5. L'uccello blu

67 7 67
                                        

Il carcere era ormai un punto invisibile nella notte, occultato dai rami e dai dossi che mi ero lasciata alle spalle. Sapevo che non c'era nessuno a inseguirmi, ma avevo corso come se così fosse stato. Avevo perso il fiato nel tentativo di mettere quanta più distanza possibile tra me e il luogo del massacro.

Crollai seduta sul tronco di un albero caduto, gli stivali infilati nelle foglie secche del sottobosco. Mi era rimasta ormai ben poca forza nelle gambe e avevo bisogno di riposare.

C'era più di un motivo dietro a quella corsa disperata. Il primo motivo era che non avevo abbastanza dati per stabilire che la strage fosse stata compiuta dal visitatore che mi aveva aperto la cella, e quindi di essere stata lasciata in vita di proposito. Poteva essere andata in qualsiasi altro modo, poteva esser stato qualcuno che non sapeva ci fossi anch'io nell'edificio; e perciò dovevo scappare. Il secondo motivo era che, se mi fossi fermata, sarei stata obbligata a trarre delle conclusioni in merito al fatto che nel cielo c'erano due satelliti, quando forse l'unica cosa che mi aveva tenuta in vita era la speranza di ritrovare la via di casa. Il terzo motivo era il sospetto latente che, in qualsiasi momento, avrei potuto risvegliarmi nella cella.

Nei punti in cui le chiome degli alberi si aprivano affacciandosi sulla cupola del cielo, la brina che ornava la vegetazione brillava tingendosi di una flebile luce bluastra. Il paesaggio era così irreale e al contempo così incantevole che pareva soltanto la meta di un sogno, un meraviglioso inganno della mia mente spossata. Gli unici rumori che potevo sentire erano il bubolare sommesso di qualche uccello; ogni tanto, un frullo di ali; e lo stridere pungente di qualche insetto in lontananza.

C'era un'altura poco lontano: il terreno iniziava a salire e spariva nel folto delle chiome spoglie. Pensai che avrei potuto scalarlo con poco sforzo. Forse, da lassù, avrei potuto vedere il bosco dall'alto.

Mi rialzai sugli stinchi indolenziti e mi incamminai zoppicando in quella direzione. Per un tratto fu sufficiente seguire il percorso lasciato libero dai tronchi; poi, quando la salita si fece più ripida, dovetti far leva sugli arbusti che spuntavano dal terreno, aggrapparmi alle radici, alle sporgenze rocciose, ai rami, a qualunque supporto avesse potuto reggere il mio peso. Rimpiansi di non aver preso dei guanti: i palmi delle mie mani si stavano riempiendo di tagli e di piccole abrasioni.

Poi raggiunsi la sommità dell'altura. Un vento delicato mi gelò le guance, e io ne seguii il percorso con lo sguardo; le chiome più vicine ondeggiarono piano sotto di me, poi quelle degli alberi dopo, e quelle dopo ancora. Cercai di gettare il mio sguardo lontano, fin dove il vento poteva esserne inseguito. Tutto il mondo pareva essere coperto da quella foresta infinita accarezzata dal vento, lambita dalla luce delle due lune che ne tingeva le foglie come alghe che danzano su un fondale marino.

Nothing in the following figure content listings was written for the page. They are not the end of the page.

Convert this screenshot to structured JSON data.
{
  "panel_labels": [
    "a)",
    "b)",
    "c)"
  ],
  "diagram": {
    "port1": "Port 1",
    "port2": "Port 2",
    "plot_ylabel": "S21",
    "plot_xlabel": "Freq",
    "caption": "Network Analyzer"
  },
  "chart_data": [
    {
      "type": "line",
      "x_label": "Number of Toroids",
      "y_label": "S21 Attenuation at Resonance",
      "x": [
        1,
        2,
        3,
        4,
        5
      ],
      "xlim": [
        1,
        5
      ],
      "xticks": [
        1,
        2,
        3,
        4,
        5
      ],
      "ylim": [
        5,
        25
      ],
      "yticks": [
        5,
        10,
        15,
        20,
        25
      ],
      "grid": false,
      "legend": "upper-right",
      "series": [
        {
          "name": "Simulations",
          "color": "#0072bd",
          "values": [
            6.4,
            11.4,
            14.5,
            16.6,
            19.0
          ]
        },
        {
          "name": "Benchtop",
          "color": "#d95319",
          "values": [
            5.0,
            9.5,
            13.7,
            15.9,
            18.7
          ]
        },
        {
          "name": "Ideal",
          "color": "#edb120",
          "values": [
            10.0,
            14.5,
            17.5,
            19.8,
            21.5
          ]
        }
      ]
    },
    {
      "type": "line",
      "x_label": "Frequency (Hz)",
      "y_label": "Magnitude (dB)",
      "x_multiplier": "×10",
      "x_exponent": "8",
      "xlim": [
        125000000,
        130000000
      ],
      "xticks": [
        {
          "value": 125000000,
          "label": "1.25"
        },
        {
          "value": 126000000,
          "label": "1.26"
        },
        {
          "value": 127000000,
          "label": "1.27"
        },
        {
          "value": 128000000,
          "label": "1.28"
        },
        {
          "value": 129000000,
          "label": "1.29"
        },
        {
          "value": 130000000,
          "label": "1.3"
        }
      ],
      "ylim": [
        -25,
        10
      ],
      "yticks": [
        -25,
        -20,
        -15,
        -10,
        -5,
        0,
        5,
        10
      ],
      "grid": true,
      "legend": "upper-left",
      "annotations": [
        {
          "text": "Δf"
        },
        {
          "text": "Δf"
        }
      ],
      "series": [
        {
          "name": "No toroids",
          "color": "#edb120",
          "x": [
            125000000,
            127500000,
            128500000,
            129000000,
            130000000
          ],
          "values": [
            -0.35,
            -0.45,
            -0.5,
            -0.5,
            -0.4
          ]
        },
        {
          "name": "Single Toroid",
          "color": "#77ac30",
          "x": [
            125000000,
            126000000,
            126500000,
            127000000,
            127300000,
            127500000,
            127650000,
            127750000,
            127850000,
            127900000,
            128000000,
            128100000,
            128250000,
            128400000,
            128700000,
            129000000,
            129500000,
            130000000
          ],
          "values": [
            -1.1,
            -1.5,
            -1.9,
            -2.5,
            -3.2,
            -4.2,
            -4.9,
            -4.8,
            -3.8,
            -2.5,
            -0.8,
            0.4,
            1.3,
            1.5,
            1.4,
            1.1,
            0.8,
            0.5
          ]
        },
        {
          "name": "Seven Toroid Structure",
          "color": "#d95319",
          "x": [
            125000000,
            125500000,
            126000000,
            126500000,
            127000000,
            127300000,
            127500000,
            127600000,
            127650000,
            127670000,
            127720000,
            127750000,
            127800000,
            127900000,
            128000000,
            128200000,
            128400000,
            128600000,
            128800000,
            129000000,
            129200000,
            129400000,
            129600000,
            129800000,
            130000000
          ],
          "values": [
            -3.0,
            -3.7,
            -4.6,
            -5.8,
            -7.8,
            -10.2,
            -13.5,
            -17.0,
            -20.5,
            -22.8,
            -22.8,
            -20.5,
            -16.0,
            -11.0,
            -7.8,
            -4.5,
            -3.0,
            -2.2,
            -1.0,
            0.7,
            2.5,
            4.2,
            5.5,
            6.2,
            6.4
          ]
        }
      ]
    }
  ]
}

Per quanto quegli astri ignoti nel cielo gettassero il mio spirito in un inenarrabile sconforto; per quanto mi sentissi intrappolata per sempre in un labirinto senza vie d'uscita, dovetti riconoscere di non aver mai visto nulla di più straordinario di quella foresta.

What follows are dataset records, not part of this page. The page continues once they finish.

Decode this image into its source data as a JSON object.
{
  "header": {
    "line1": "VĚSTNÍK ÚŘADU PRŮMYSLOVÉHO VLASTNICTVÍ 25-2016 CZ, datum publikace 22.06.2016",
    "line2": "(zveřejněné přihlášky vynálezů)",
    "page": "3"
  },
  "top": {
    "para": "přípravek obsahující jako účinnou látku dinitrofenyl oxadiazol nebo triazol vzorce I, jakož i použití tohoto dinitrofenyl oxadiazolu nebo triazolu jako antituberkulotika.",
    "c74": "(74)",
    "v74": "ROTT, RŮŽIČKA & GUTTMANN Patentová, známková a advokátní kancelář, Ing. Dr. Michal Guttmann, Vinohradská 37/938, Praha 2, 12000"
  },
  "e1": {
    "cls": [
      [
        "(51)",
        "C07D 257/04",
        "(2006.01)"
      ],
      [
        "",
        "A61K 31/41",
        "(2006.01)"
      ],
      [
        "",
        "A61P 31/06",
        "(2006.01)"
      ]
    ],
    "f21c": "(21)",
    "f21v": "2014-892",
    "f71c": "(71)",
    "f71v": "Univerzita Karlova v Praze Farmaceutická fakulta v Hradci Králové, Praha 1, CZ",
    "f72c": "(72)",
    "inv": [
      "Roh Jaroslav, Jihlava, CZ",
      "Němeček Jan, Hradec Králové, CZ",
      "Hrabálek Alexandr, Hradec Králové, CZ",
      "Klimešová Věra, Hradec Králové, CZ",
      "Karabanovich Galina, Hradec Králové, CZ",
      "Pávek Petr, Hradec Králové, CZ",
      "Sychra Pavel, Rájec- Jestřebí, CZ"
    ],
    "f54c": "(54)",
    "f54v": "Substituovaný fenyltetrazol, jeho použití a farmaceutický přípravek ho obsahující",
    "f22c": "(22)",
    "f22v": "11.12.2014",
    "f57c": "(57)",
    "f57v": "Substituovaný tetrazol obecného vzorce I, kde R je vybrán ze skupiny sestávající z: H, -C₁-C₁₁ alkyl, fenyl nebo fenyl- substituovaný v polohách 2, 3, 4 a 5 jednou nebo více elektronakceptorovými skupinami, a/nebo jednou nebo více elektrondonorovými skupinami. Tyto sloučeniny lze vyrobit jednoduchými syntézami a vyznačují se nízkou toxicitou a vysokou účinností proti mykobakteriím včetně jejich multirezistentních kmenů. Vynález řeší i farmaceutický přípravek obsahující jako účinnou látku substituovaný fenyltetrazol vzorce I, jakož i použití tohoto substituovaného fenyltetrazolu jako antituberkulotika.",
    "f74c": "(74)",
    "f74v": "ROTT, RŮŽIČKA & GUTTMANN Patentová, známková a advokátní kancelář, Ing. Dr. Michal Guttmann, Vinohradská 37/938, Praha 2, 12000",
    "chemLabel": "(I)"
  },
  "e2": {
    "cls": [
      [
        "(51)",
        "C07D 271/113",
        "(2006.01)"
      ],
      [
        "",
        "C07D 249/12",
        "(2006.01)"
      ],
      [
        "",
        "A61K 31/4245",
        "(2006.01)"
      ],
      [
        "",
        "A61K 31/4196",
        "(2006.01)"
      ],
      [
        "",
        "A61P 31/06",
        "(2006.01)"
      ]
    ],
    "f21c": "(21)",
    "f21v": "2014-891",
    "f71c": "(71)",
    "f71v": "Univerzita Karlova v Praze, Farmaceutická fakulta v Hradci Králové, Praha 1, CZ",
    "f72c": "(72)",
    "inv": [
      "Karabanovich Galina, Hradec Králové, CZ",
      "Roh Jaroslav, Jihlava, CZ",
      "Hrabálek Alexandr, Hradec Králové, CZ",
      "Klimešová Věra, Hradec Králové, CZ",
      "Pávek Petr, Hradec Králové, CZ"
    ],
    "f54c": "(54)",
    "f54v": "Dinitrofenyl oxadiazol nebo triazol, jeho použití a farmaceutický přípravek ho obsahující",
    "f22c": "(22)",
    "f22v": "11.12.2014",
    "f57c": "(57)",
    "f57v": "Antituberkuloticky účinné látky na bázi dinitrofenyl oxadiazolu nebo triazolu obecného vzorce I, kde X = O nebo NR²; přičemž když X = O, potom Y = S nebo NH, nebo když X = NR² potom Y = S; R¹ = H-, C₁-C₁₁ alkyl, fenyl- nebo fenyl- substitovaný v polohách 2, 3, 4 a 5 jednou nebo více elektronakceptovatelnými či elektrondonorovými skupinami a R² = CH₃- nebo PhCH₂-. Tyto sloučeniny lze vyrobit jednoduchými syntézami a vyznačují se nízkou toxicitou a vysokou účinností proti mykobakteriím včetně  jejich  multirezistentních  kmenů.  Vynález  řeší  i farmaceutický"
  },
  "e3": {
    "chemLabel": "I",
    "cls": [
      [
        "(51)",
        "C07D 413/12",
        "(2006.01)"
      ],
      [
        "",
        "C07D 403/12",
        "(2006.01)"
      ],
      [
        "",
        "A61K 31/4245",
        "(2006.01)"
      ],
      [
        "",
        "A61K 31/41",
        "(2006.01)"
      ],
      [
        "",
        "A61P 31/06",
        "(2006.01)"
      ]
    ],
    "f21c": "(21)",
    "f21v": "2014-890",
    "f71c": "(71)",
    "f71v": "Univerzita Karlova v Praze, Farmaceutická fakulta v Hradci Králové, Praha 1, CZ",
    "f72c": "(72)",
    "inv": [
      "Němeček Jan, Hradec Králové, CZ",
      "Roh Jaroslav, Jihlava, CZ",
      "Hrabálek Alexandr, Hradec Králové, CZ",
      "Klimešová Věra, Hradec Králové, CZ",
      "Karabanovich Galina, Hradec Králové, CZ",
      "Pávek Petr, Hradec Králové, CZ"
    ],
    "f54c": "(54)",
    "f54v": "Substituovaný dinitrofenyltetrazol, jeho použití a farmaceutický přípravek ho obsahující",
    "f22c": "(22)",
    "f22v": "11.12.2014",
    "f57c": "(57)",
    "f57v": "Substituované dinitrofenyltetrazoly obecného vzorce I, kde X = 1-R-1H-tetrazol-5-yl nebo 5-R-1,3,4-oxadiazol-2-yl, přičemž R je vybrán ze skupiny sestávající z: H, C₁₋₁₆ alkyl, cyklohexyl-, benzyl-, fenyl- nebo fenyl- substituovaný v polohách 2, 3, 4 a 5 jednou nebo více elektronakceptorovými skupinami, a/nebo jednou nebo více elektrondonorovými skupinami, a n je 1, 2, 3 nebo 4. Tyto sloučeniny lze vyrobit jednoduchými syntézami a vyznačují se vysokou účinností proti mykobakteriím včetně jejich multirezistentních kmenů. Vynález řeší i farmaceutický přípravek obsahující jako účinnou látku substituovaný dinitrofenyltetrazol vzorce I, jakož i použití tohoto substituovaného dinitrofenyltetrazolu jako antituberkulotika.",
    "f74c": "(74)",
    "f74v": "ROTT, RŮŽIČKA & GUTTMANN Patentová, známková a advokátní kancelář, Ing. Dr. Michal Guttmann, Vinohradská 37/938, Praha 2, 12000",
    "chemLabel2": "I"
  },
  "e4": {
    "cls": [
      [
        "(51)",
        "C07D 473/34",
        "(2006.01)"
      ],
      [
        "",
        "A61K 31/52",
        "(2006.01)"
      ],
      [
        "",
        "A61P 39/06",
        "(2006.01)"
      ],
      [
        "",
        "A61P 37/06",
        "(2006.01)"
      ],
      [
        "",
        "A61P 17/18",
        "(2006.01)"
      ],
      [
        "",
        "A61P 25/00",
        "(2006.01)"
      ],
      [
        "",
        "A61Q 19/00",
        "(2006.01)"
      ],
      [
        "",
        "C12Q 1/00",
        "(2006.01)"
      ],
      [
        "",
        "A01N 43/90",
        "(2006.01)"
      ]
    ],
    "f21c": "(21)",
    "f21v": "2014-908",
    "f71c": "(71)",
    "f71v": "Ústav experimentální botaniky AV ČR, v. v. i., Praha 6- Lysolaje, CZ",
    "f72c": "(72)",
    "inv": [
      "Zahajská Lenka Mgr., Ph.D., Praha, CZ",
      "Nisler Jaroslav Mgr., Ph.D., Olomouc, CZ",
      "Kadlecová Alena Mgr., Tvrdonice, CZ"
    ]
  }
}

A un tratto mi accorsi che in lontananza la foresta s'interrompeva e che, nello stesso punto, qualcosa brillava riflettendo le luci lunari. Niente meno che un corso d'acqua che scorreva a non più di un chilometro da me. La prospettiva di potermi dissetare mitigò la mia angoscia; iniziai a ridiscendere.

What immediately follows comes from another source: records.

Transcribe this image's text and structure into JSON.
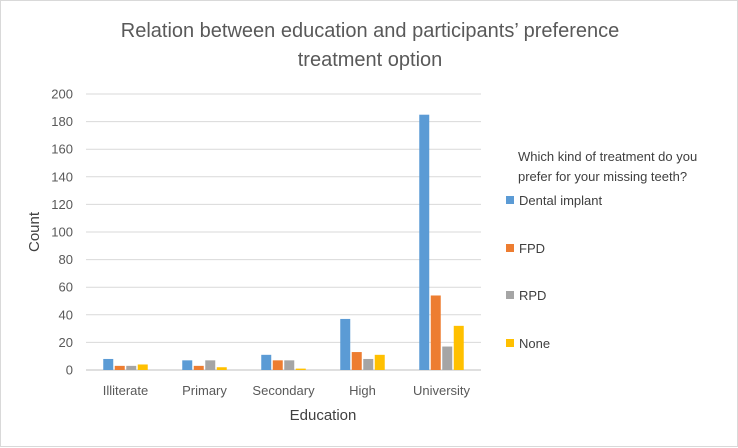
{
  "chart_data": {
    "type": "bar",
    "title_line1": "Relation between education and participants’ preference",
    "title_line2": "treatment option",
    "xlabel": "Education",
    "ylabel": "Count",
    "categories": [
      "Illiterate",
      "Primary",
      "Secondary",
      "High",
      "University"
    ],
    "ylim": [
      0,
      200
    ],
    "yticks": [
      0,
      20,
      40,
      60,
      80,
      100,
      120,
      140,
      160,
      180,
      200
    ],
    "grid": true,
    "legend_position": "right",
    "legend_title_line1": "Which kind of treatment do you",
    "legend_title_line2": "prefer for your missing teeth?",
    "series": [
      {
        "name": "Dental implant",
        "color": "#5b9bd5",
        "values": [
          8,
          7,
          11,
          37,
          185
        ]
      },
      {
        "name": "FPD",
        "color": "#ed7d31",
        "values": [
          3,
          3,
          7,
          13,
          54
        ]
      },
      {
        "name": "RPD",
        "color": "#a5a5a5",
        "values": [
          3,
          7,
          7,
          8,
          17
        ]
      },
      {
        "name": "None",
        "color": "#ffc000",
        "values": [
          4,
          2,
          1,
          11,
          32
        ]
      }
    ]
  }
}
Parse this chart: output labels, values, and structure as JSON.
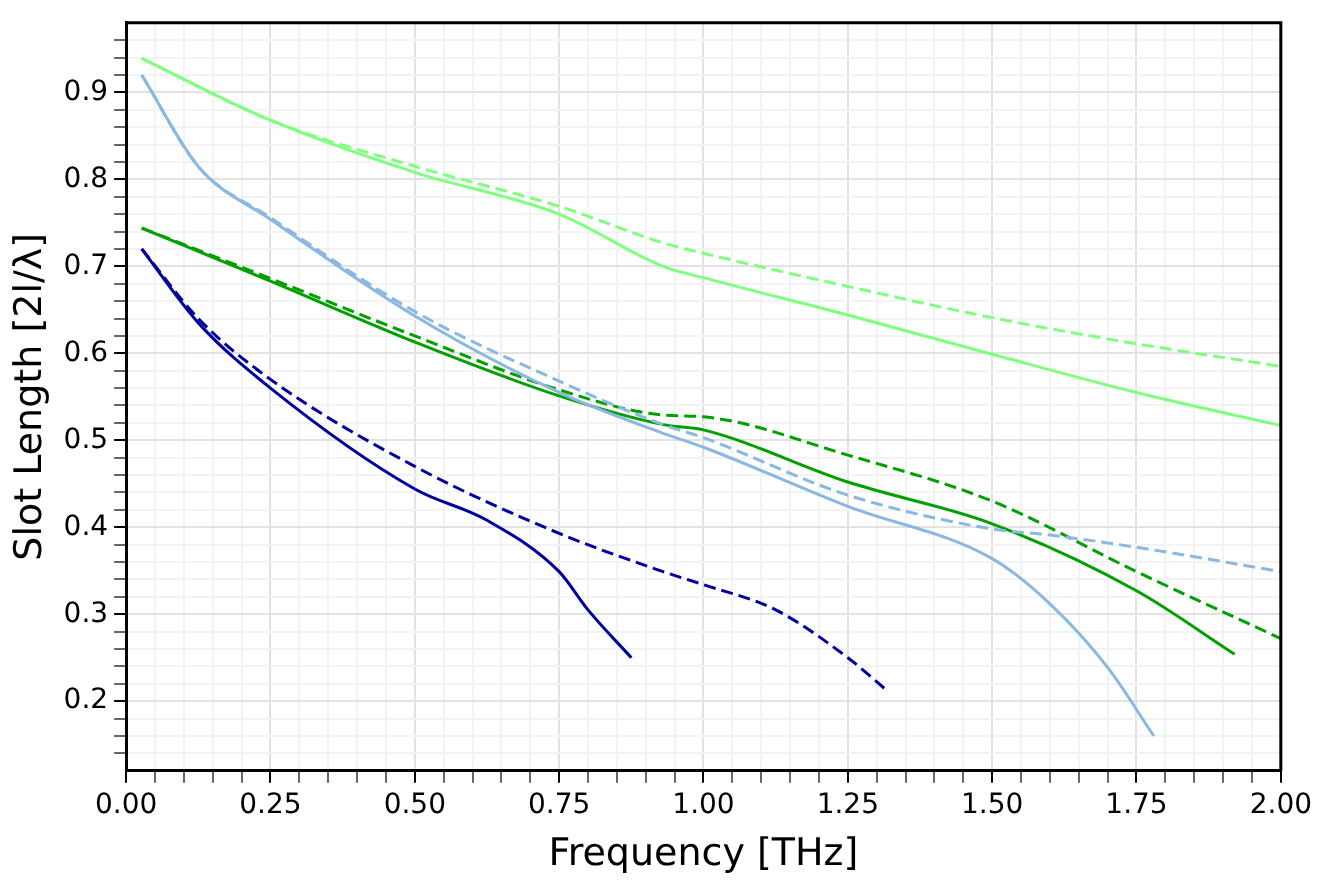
{
  "chart_data": {
    "type": "line",
    "xlabel": "Frequency [THz]",
    "ylabel": "Slot Length [2l/λ]",
    "xlim": [
      0,
      2
    ],
    "ylim": [
      0.12,
      0.98
    ],
    "xticks": [
      {
        "value": 0,
        "label": "0.00"
      },
      {
        "value": 0.05,
        "label": null
      },
      {
        "value": 0.1,
        "label": null
      },
      {
        "value": 0.15,
        "label": null
      },
      {
        "value": 0.2,
        "label": null
      },
      {
        "value": 0.25,
        "label": "0.25"
      },
      {
        "value": 0.3,
        "label": null
      },
      {
        "value": 0.35,
        "label": null
      },
      {
        "value": 0.4,
        "label": null
      },
      {
        "value": 0.45,
        "label": null
      },
      {
        "value": 0.5,
        "label": "0.50"
      },
      {
        "value": 0.55,
        "label": null
      },
      {
        "value": 0.6,
        "label": null
      },
      {
        "value": 0.65,
        "label": null
      },
      {
        "value": 0.7,
        "label": null
      },
      {
        "value": 0.75,
        "label": "0.75"
      },
      {
        "value": 0.8,
        "label": null
      },
      {
        "value": 0.85,
        "label": null
      },
      {
        "value": 0.9,
        "label": null
      },
      {
        "value": 0.95,
        "label": null
      },
      {
        "value": 1,
        "label": "1.00"
      },
      {
        "value": 1.05,
        "label": null
      },
      {
        "value": 1.1,
        "label": null
      },
      {
        "value": 1.15,
        "label": null
      },
      {
        "value": 1.2,
        "label": null
      },
      {
        "value": 1.25,
        "label": "1.25"
      },
      {
        "value": 1.3,
        "label": null
      },
      {
        "value": 1.35,
        "label": null
      },
      {
        "value": 1.4,
        "label": null
      },
      {
        "value": 1.45,
        "label": null
      },
      {
        "value": 1.5,
        "label": "1.50"
      },
      {
        "value": 1.55,
        "label": null
      },
      {
        "value": 1.6,
        "label": null
      },
      {
        "value": 1.65,
        "label": null
      },
      {
        "value": 1.7,
        "label": null
      },
      {
        "value": 1.75,
        "label": "1.75"
      },
      {
        "value": 1.8,
        "label": null
      },
      {
        "value": 1.85,
        "label": null
      },
      {
        "value": 1.9,
        "label": null
      },
      {
        "value": 1.95,
        "label": null
      },
      {
        "value": 2,
        "label": "2.00"
      }
    ],
    "yticks": [
      {
        "value": 0.14,
        "label": null
      },
      {
        "value": 0.16,
        "label": null
      },
      {
        "value": 0.18,
        "label": null
      },
      0.2,
      {
        "value": 0.22,
        "label": null
      },
      {
        "value": 0.24,
        "label": null
      },
      {
        "value": 0.26,
        "label": null
      },
      {
        "value": 0.28,
        "label": null
      },
      0.3,
      {
        "value": 0.32,
        "label": null
      },
      {
        "value": 0.34,
        "label": null
      },
      {
        "value": 0.36,
        "label": null
      },
      {
        "value": 0.38,
        "label": null
      },
      0.4,
      {
        "value": 0.42,
        "label": null
      },
      {
        "value": 0.44,
        "label": null
      },
      {
        "value": 0.46,
        "label": null
      },
      {
        "value": 0.48,
        "label": null
      },
      0.5,
      {
        "value": 0.52,
        "label": null
      },
      {
        "value": 0.54,
        "label": null
      },
      {
        "value": 0.56,
        "label": null
      },
      {
        "value": 0.58,
        "label": null
      },
      0.6,
      {
        "value": 0.62,
        "label": null
      },
      {
        "value": 0.64,
        "label": null
      },
      {
        "value": 0.66,
        "label": null
      },
      {
        "value": 0.68,
        "label": null
      },
      0.7,
      {
        "value": 0.72,
        "label": null
      },
      {
        "value": 0.74,
        "label": null
      },
      {
        "value": 0.76,
        "label": null
      },
      {
        "value": 0.78,
        "label": null
      },
      0.8,
      {
        "value": 0.82,
        "label": null
      },
      {
        "value": 0.84,
        "label": null
      },
      {
        "value": 0.86,
        "label": null
      },
      {
        "value": 0.88,
        "label": null
      },
      0.9,
      {
        "value": 0.92,
        "label": null
      },
      {
        "value": 0.94,
        "label": null
      },
      {
        "value": 0.96,
        "label": null
      }
    ],
    "grid": true,
    "legend": false,
    "marker": "none",
    "series": [
      {
        "color": "#80ff80",
        "line_style": "solid",
        "x": [
          0.027,
          0.25,
          0.5,
          0.75,
          0.93,
          1.0,
          1.25,
          1.5,
          1.75,
          2.0
        ],
        "values": [
          0.939,
          0.868,
          0.808,
          0.76,
          0.7,
          0.687,
          0.644,
          0.599,
          0.555,
          0.517
        ]
      },
      {
        "color": "#80ff80",
        "line_style": "dashed",
        "x": [
          0.027,
          0.25,
          0.5,
          0.75,
          0.93,
          1.0,
          1.25,
          1.5,
          1.75,
          2.0
        ],
        "values": [
          0.939,
          0.868,
          0.815,
          0.769,
          0.727,
          0.715,
          0.677,
          0.641,
          0.611,
          0.585
        ]
      },
      {
        "color": "#8ab8e0",
        "line_style": "solid",
        "x": [
          0.027,
          0.126,
          0.25,
          0.5,
          0.75,
          0.93,
          1.0,
          1.25,
          1.5,
          1.6,
          1.7,
          1.78
        ],
        "values": [
          0.92,
          0.814,
          0.754,
          0.643,
          0.555,
          0.508,
          0.492,
          0.424,
          0.364,
          0.312,
          0.239,
          0.16
        ]
      },
      {
        "color": "#8ab8e0",
        "line_style": "dashed",
        "x": [
          0.027,
          0.126,
          0.25,
          0.5,
          0.75,
          0.93,
          1.0,
          1.25,
          1.5,
          1.6,
          1.75,
          2.0
        ],
        "values": [
          0.92,
          0.814,
          0.756,
          0.648,
          0.568,
          0.518,
          0.503,
          0.437,
          0.398,
          0.391,
          0.377,
          0.349
        ]
      },
      {
        "color": "#00a000",
        "line_style": "solid",
        "x": [
          0.027,
          0.25,
          0.5,
          0.75,
          0.93,
          1.0,
          1.25,
          1.5,
          1.75,
          1.92
        ],
        "values": [
          0.744,
          0.683,
          0.613,
          0.551,
          0.518,
          0.512,
          0.452,
          0.404,
          0.327,
          0.254
        ]
      },
      {
        "color": "#00a000",
        "line_style": "dashed",
        "x": [
          0.027,
          0.25,
          0.5,
          0.75,
          0.93,
          1.0,
          1.25,
          1.5,
          1.75,
          2.0
        ],
        "values": [
          0.744,
          0.686,
          0.62,
          0.558,
          0.529,
          0.527,
          0.483,
          0.43,
          0.349,
          0.272
        ]
      },
      {
        "color": "#0000a0",
        "line_style": "solid",
        "x": [
          0.027,
          0.125,
          0.25,
          0.5,
          0.625,
          0.75,
          0.8,
          0.875
        ],
        "values": [
          0.72,
          0.635,
          0.56,
          0.444,
          0.408,
          0.349,
          0.305,
          0.25
        ]
      },
      {
        "color": "#0000a0",
        "line_style": "dashed",
        "x": [
          0.027,
          0.125,
          0.25,
          0.5,
          0.75,
          0.93,
          1.0,
          1.125,
          1.25,
          1.32
        ],
        "values": [
          0.72,
          0.64,
          0.57,
          0.47,
          0.393,
          0.349,
          0.334,
          0.305,
          0.25,
          0.211
        ]
      }
    ]
  }
}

L'aria iniziava a farsi più chiara, una nebbia sottile s'alzava dal terreno, occultando con un velo azzurrognolo la corteccia degli alberi più lontani. Dovevano essere le ultime ore della notte quando udii il gorgoglio dell'acqua che rimbalzava veloce sul letto roccioso.

Affrettai il passo oltre il limitare del bosco, mi sporsi dal leggero declivio, che terminava in dei massi grigi e screziati da zone di muschio. Là, fresca e trasparente, l'acqua scorreva ora libera, ora insinuandosi sotto a uno strato di ghiaccio. Cercai di raggiungerla e, non appena mi sporsi, il terreno franò sotto ai miei piedi e scivolai giù su un cuscino di sassolini.